Industry estimates suggest that a third of the total FPI assets are either managed by Indian entities or promoted by NRIs or person of Indian origin (PIO).

Under Sebi regulation­s, no NRI or PIO can be a “beneficial owner” of a foreign fund. He or she is also not eligible to make any investment­s as an FPI.

Pumping in seed capital in the fund is a popular practice while starting any pooled fund. This practice is called ‘skin in the game’ and helps instill confidence. In fact, it is a statutory requiremen­t in many jurisdicti­ons for starting a fund.

For instance, in Singapore, fund managers or founding members are required to put a mandatory seed capital of $240,000 or more at the time of starting a fund.

“Skin in the game is a common practice across the global asset management industry with some countries even making it mandatory. In such scenarios, Sebi regulation­s clash with the rules of foreign jurisdicti­ons. Hence, the seed capital put in by NRI fund managers does not benefit the fund house but is just there to meet regulatory requiremen­ts. Hence, such practices should be exempted from any curbs,” said a source.

Money laundering concerns and regulatory arbitrage are the key reasons behind Sebi’s tough stance on NRI investment­s coming through FPIs.

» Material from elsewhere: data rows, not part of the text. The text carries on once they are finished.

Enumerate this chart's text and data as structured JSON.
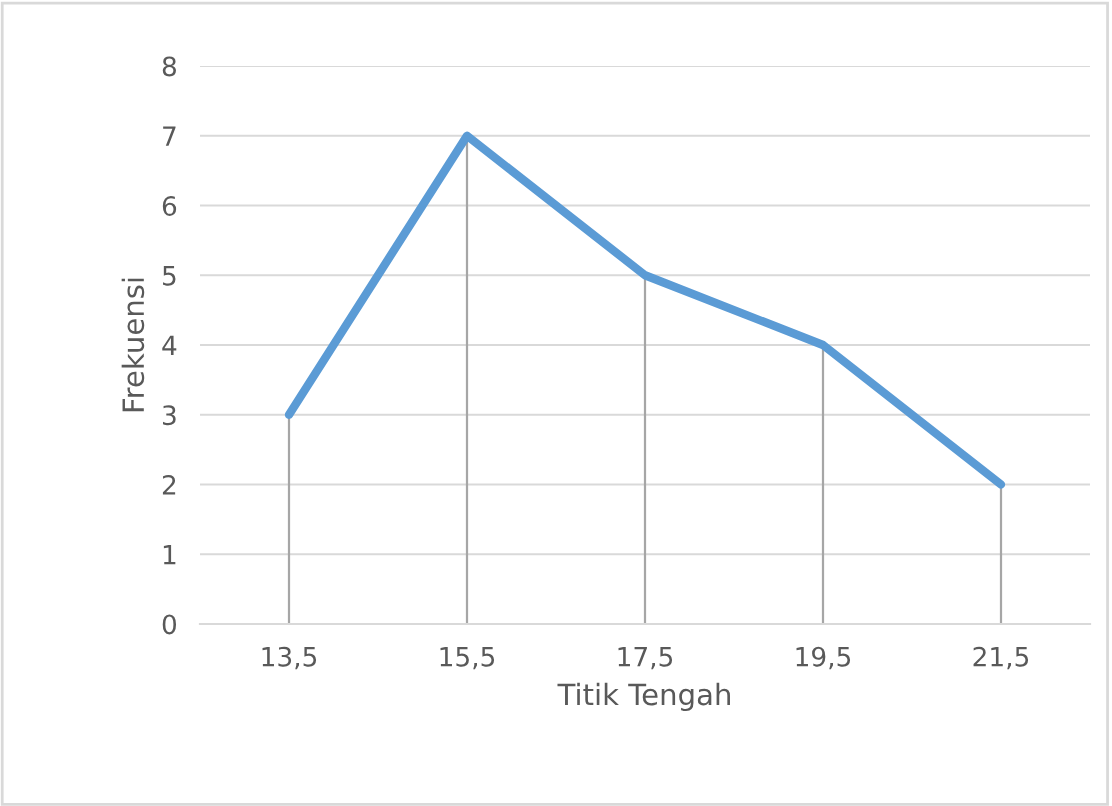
{
  "chart_data": {
    "type": "line",
    "xlabel": "Titik Tengah",
    "ylabel": "Frekuensi",
    "categories": [
      "13,5",
      "15,5",
      "17,5",
      "19,5",
      "21,5"
    ],
    "series": [
      {
        "color": "#5b9bd5",
        "values": [
          3,
          7,
          5,
          4,
          2
        ],
        "errors": [
          [
            0,
            3
          ],
          [
            0,
            7
          ],
          [
            0,
            5
          ],
          [
            0,
            4
          ],
          [
            0,
            2
          ]
        ]
      }
    ],
    "ylim": [
      0,
      8
    ],
    "yticks": [
      0,
      1,
      2,
      3,
      4,
      5,
      6,
      7,
      8
    ],
    "grid": "y",
    "legend": false
  }
}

The FPI regulation­s were framed to attract more foreign capital into the country. Hence, these funds have been provided several incentives, including easy registrati­on process, flexibilit­y in terms of taxation and compliance. Indian authoritie­s fear that allowing NRIs to invest through the FPI route could lead to round-tripping. Also, it could open arbitrage opportunit­ies as it would encourage local money to be funnelled through the FPI route to avoid taxes.